Sobre los prejuicios y las preocupaciones

Este artículo pertenece a la serie Genios Terrenales, un proyecto que no llega a ser periodismo humano porque no hablo de los más débiles, ni de los que son noticia. Este trabajo surge de la necesidad de contar lo que veo y aprendo cuando viajo; a mí sirve para que la capa de colores y prejuicios propios y ajenos me sea más leve. Además, tengo una razón que me parece suficiente: son vidas con un punto en común, que sienten pasión por lo que hacen.

black and white portrait of Sahid Gharib, Dar Rabha hostel manager

Alto, delgado, con gafas y chaqueta de cuero, Sahid Gharib me recibió en la plaza Batha de la medina de Fez aunque yo no lo esperaba, ni siquiera lo conocía. En mi mochila tenía un papel con todas las indicaciones necesarias para llegar a uno de los tres hostels que este joven marroquí regenta, pero el taxista que me recogió en el aeropuerto se encargó de llamarlo por teléfono para avisarle de mi llegada. De golpe, mi máxima preocupación de este viaje —andar de noche sola por Marruecos— se esfumó.

Lo primero que hizo cuando llegamos a Dar Rabha fue invitarme a un té y lo segundo, mostrarme un mapa que parecía sacado del Señor de los Anillos. Mientras mi mirada se perdía en un laberinto de calles, Sahid me recitaba con una voz suave los puntos turísticos más importantes de Fez. Para mi sorpresa, lo que no me pidió fue el dinero de la reserva, “ya pagarás cuando te vayas”, me dijo.

Gerente y estudiante

Ya sea que hable en árabe, francés o inglés (o ruso, ¡Sahid no tiene límites!) siempre lo hace con una sonrisa en la boca. Por este motivo y por la limpieza del lugar decidí que la reserva de una noche la alargaría todo el tiempo que necesitase. Con el paso de los días y la estructura del riad —casa tradicional marroquí con un salón central sobre la que se construye este pequeño hostel y que invita a la reunión— tuve la oportunidad de conocer más de cerca a este chico.

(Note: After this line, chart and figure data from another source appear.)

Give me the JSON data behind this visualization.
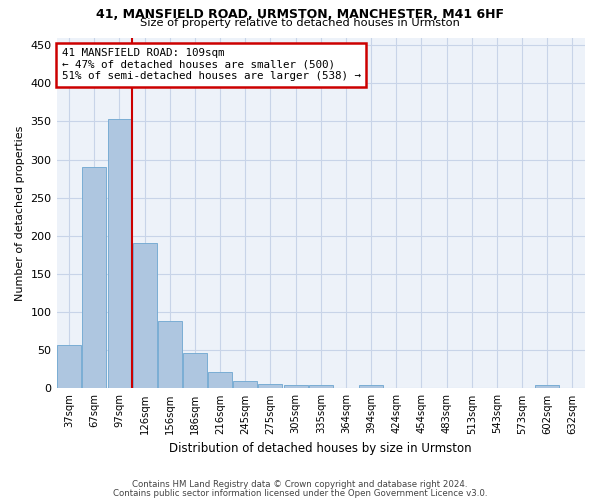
{
  "title1": "41, MANSFIELD ROAD, URMSTON, MANCHESTER, M41 6HF",
  "title2": "Size of property relative to detached houses in Urmston",
  "xlabel": "Distribution of detached houses by size in Urmston",
  "ylabel": "Number of detached properties",
  "categories": [
    "37sqm",
    "67sqm",
    "97sqm",
    "126sqm",
    "156sqm",
    "186sqm",
    "216sqm",
    "245sqm",
    "275sqm",
    "305sqm",
    "335sqm",
    "364sqm",
    "394sqm",
    "424sqm",
    "454sqm",
    "483sqm",
    "513sqm",
    "543sqm",
    "573sqm",
    "602sqm",
    "632sqm"
  ],
  "values": [
    57,
    290,
    353,
    190,
    88,
    46,
    21,
    10,
    6,
    5,
    4,
    0,
    4,
    0,
    0,
    0,
    0,
    0,
    0,
    5,
    0
  ],
  "bar_color": "#aec6e0",
  "bar_edge_color": "#7aadd4",
  "grid_color": "#c8d4e8",
  "bg_color": "#edf2f9",
  "vline_color": "#cc0000",
  "annotation_text": "41 MANSFIELD ROAD: 109sqm\n← 47% of detached houses are smaller (500)\n51% of semi-detached houses are larger (538) →",
  "annotation_box_color": "#ffffff",
  "annotation_box_edge": "#cc0000",
  "ylim": [
    0,
    460
  ],
  "yticks": [
    0,
    50,
    100,
    150,
    200,
    250,
    300,
    350,
    400,
    450
  ],
  "footer1": "Contains HM Land Registry data © Crown copyright and database right 2024.",
  "footer2": "Contains public sector information licensed under the Open Government Licence v3.0."
}
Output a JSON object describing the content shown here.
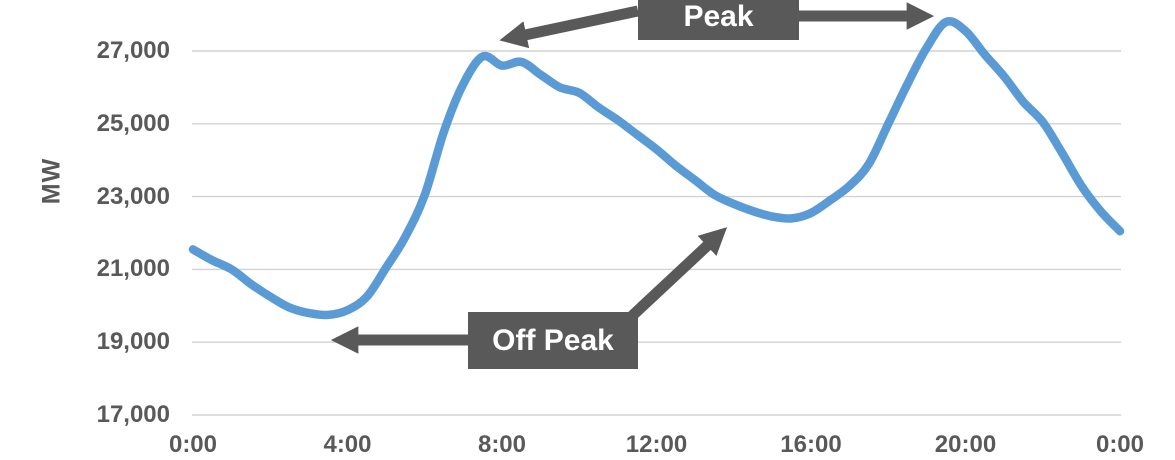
{
  "figure": {
    "background_color": "#FFFFFF",
    "text_color": "#595959",
    "gridline_color": "#D2D2D2"
  },
  "chart_data": {
    "type": "line",
    "title": "",
    "xlabel": "",
    "ylabel": "MW",
    "x_unit": "time of day (hours)",
    "grid": "horizontal",
    "legend": "none",
    "line_color": "#5B9BD5",
    "annotation_color": "#595959",
    "xlim_hours": [
      0,
      24
    ],
    "ylim": [
      17000,
      28500
    ],
    "x_tick_labels": [
      "0:00",
      "4:00",
      "8:00",
      "12:00",
      "16:00",
      "20:00",
      "0:00"
    ],
    "x_tick_hours": [
      0,
      4,
      8,
      12,
      16,
      20,
      24
    ],
    "y_tick_labels": [
      "27,000",
      "25,000",
      "23,000",
      "21,000",
      "19,000",
      "17,000"
    ],
    "y_tick_values": [
      27000,
      25000,
      23000,
      21000,
      19000,
      17000
    ],
    "series": [
      {
        "x_hours": [
          0,
          0.5,
          1,
          1.5,
          2,
          2.5,
          3,
          3.5,
          4,
          4.5,
          5,
          5.5,
          6,
          6.5,
          7,
          7.5,
          8,
          8.5,
          9,
          9.5,
          10,
          10.5,
          11,
          11.5,
          12,
          12.5,
          13,
          13.5,
          14,
          14.5,
          15,
          15.5,
          16,
          16.5,
          17,
          17.5,
          18,
          18.5,
          19,
          19.5,
          20,
          20.5,
          21,
          21.5,
          22,
          22.5,
          23,
          23.5,
          24
        ],
        "values_mw": [
          21550,
          21250,
          21000,
          20600,
          20250,
          19950,
          19800,
          19750,
          19880,
          20250,
          21050,
          21900,
          23050,
          24800,
          26100,
          26850,
          26600,
          26700,
          26350,
          26000,
          25850,
          25450,
          25100,
          24700,
          24300,
          23850,
          23450,
          23050,
          22800,
          22600,
          22450,
          22400,
          22550,
          22900,
          23300,
          23900,
          25000,
          26100,
          27100,
          27800,
          27550,
          26900,
          26300,
          25600,
          25050,
          24200,
          23300,
          22600,
          22050
        ]
      }
    ],
    "annotations": [
      {
        "label": "Peak",
        "arrow_targets_hours": [
          7.5,
          19.5
        ]
      },
      {
        "label": "Off Peak",
        "arrow_targets_hours": [
          3.0,
          14.5
        ]
      }
    ]
  }
}
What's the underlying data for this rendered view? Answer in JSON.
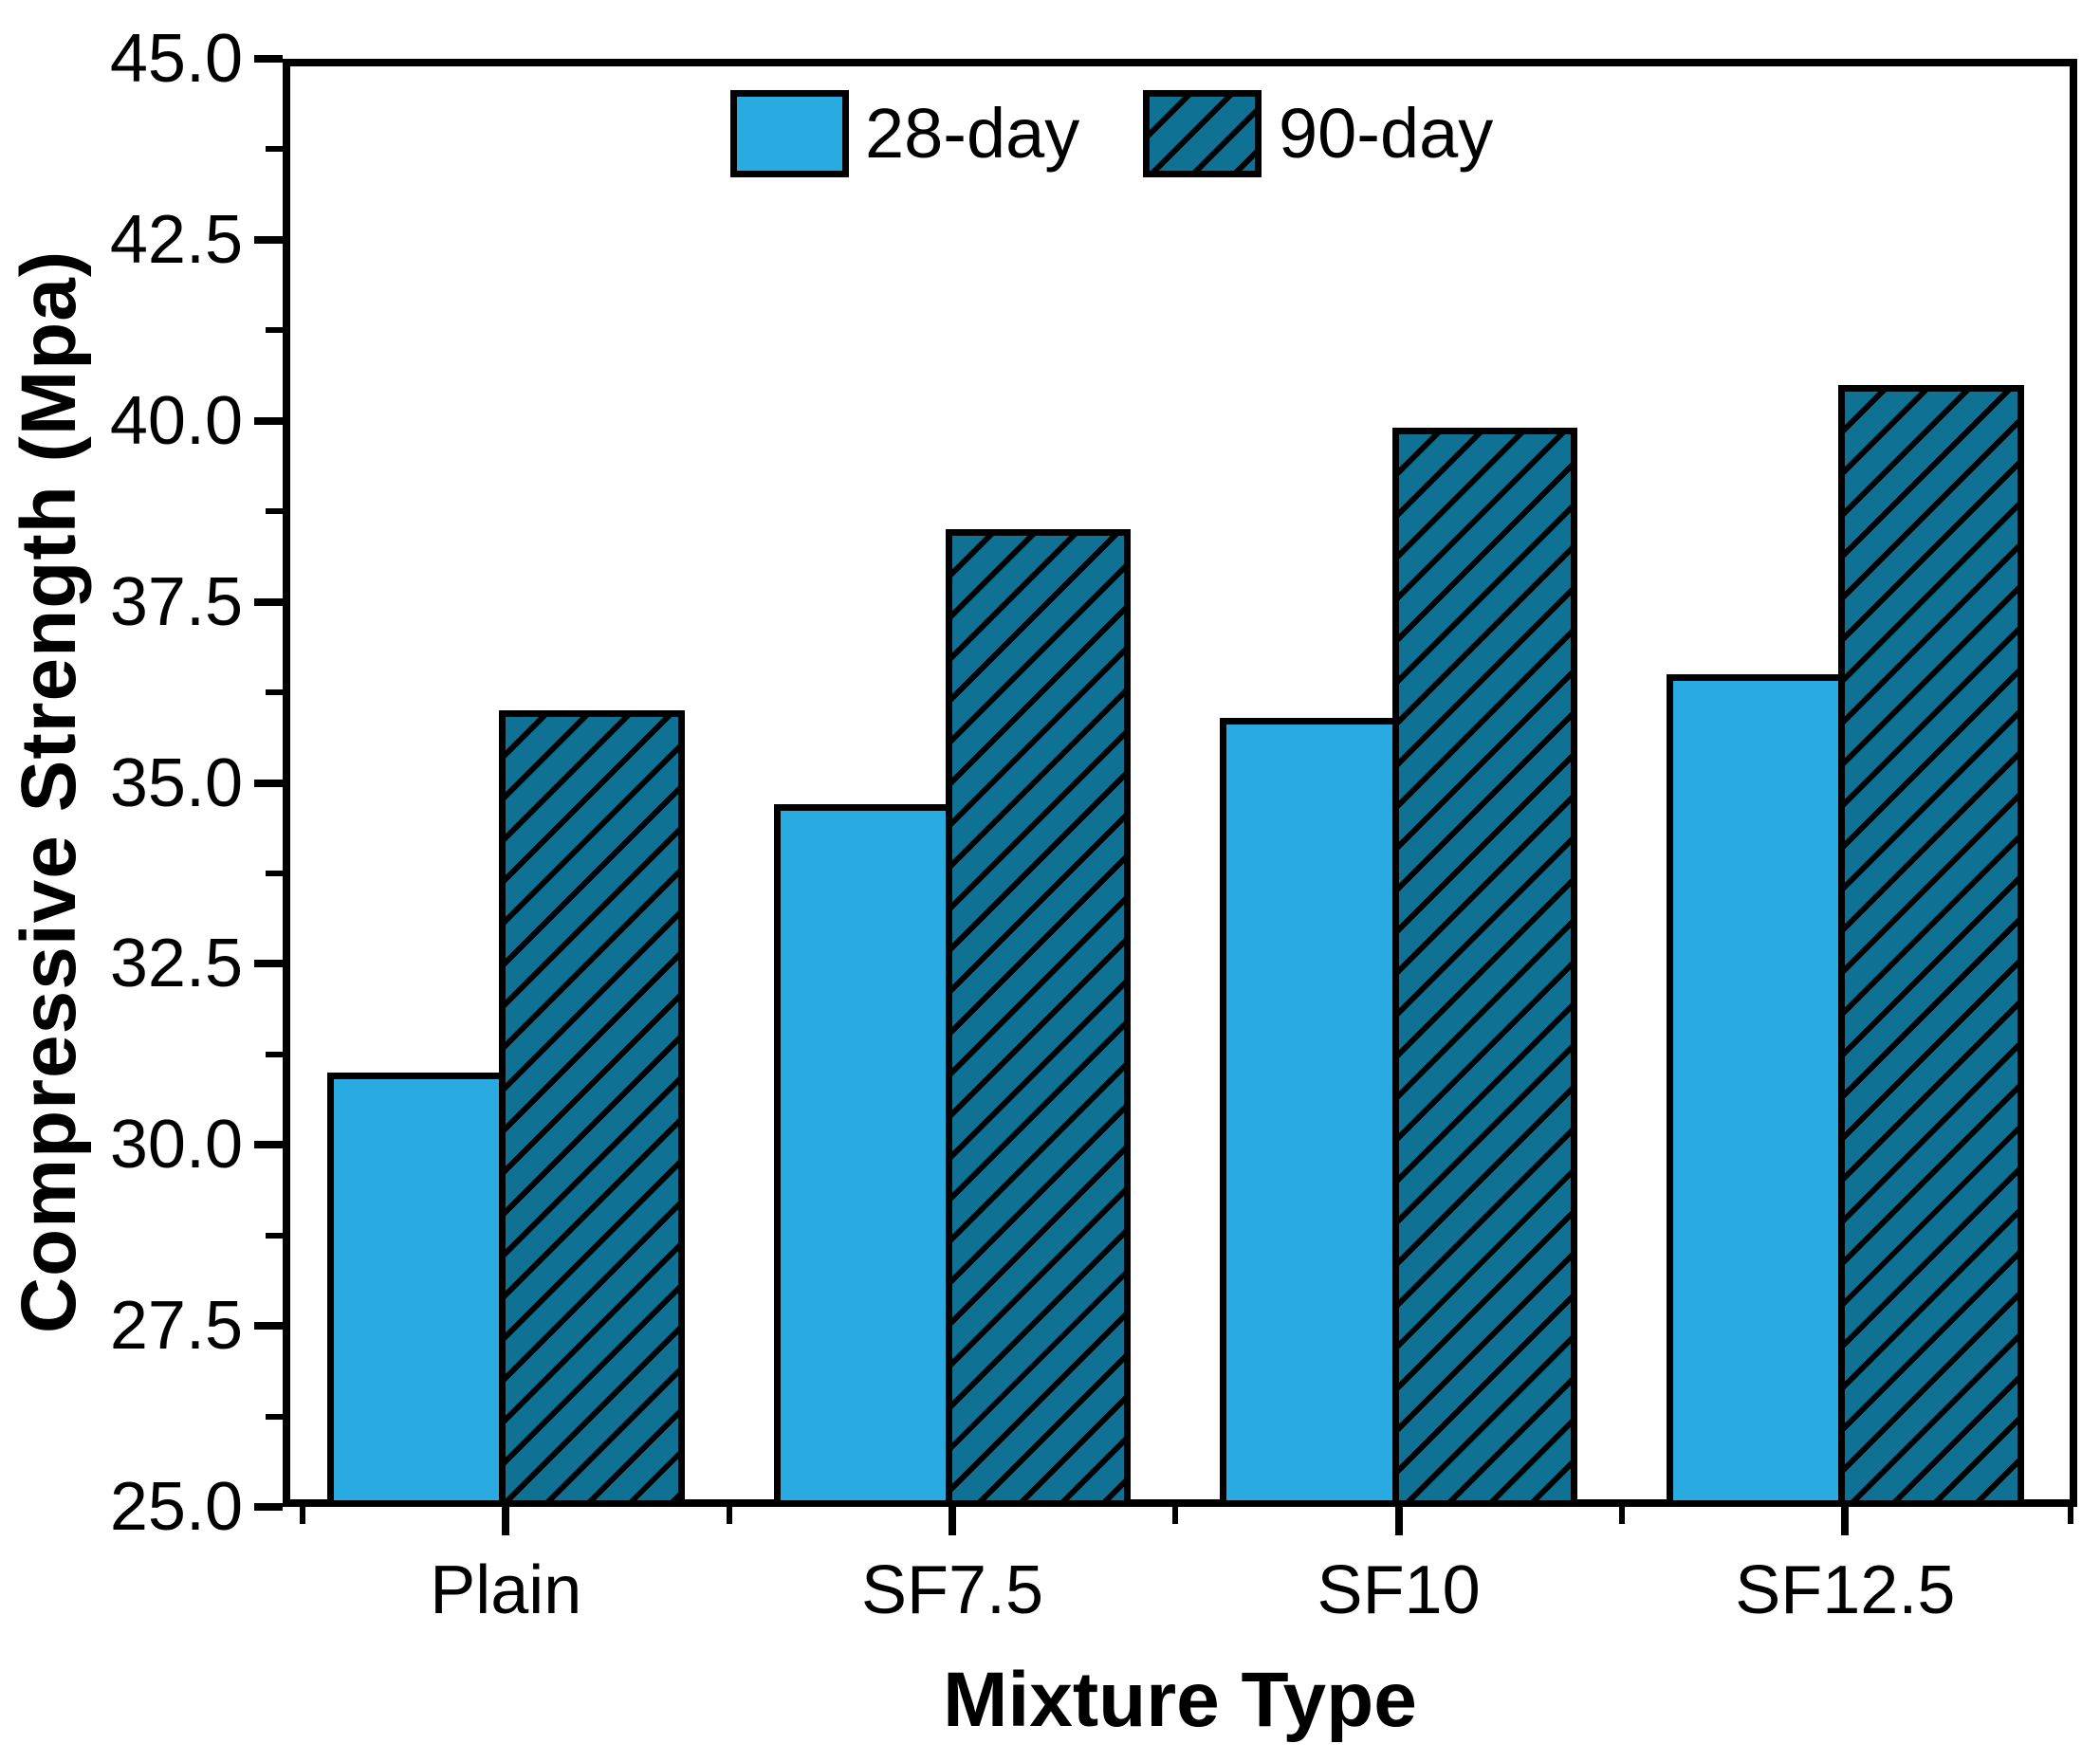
{
  "figure": {
    "y_axis_title": "Compressive Strength (Mpa)",
    "x_axis_title": "Mixture Type"
  },
  "legend": {
    "items": [
      {
        "label": "28-day"
      },
      {
        "label": "90-day"
      }
    ]
  },
  "chart_data": {
    "type": "bar",
    "title": "",
    "categories": [
      "Plain",
      "SF7.5",
      "SF10",
      "SF12.5"
    ],
    "series": [
      {
        "name": "28-day",
        "values": [
          31.0,
          34.7,
          35.9,
          36.5
        ],
        "color": "#29ABE2",
        "hatch": false
      },
      {
        "name": "90-day",
        "values": [
          36.0,
          38.5,
          39.9,
          40.5
        ],
        "color": "#0F7193",
        "hatch": true
      }
    ],
    "xlabel": "Mixture Type",
    "ylabel": "Compressive Strength (Mpa)",
    "ylim": [
      25.0,
      45.0
    ],
    "yticks": [
      25.0,
      27.5,
      30.0,
      32.5,
      35.0,
      37.5,
      40.0,
      42.5,
      45.0
    ],
    "y_minor_tick_interval": 1.25,
    "grid": false,
    "legend_position": "top-center",
    "bar_edge_color": "#000000",
    "hatch_pattern": "/",
    "hatch_color": "#000000"
  }
}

Salón central de Dar Rabha, rihad de Fez

Supe que tiene varios diplomas relacionados con el turismo, que además de gestionar el Dar Rabha también lleva otros riads como el Dar Zouhor y el de lujo Dar Borj, que actualmente sigue cursando estudios universitarios y que está trabajando duro para poder irse a Canadá, un sueño que ha visto truncarse en repetidas ocasiones por la mala fe de otras personas. Me cuenta que la que iba a ser su mujer se largó antes de la boda con parte de su dinero y que la última vez que Canadá se acercó a su vida una agencia que al parecer no existía le choriceó unos 500€. “Ahora, vuelta a empezar. A los marroquíes nos ponen muchas trabajas para obtener casi cualquier visa pero quiero seguir intentándolo, aunque si finalmente no lo lograse, el plan b es montarme en Marruecos mi propio negocio”.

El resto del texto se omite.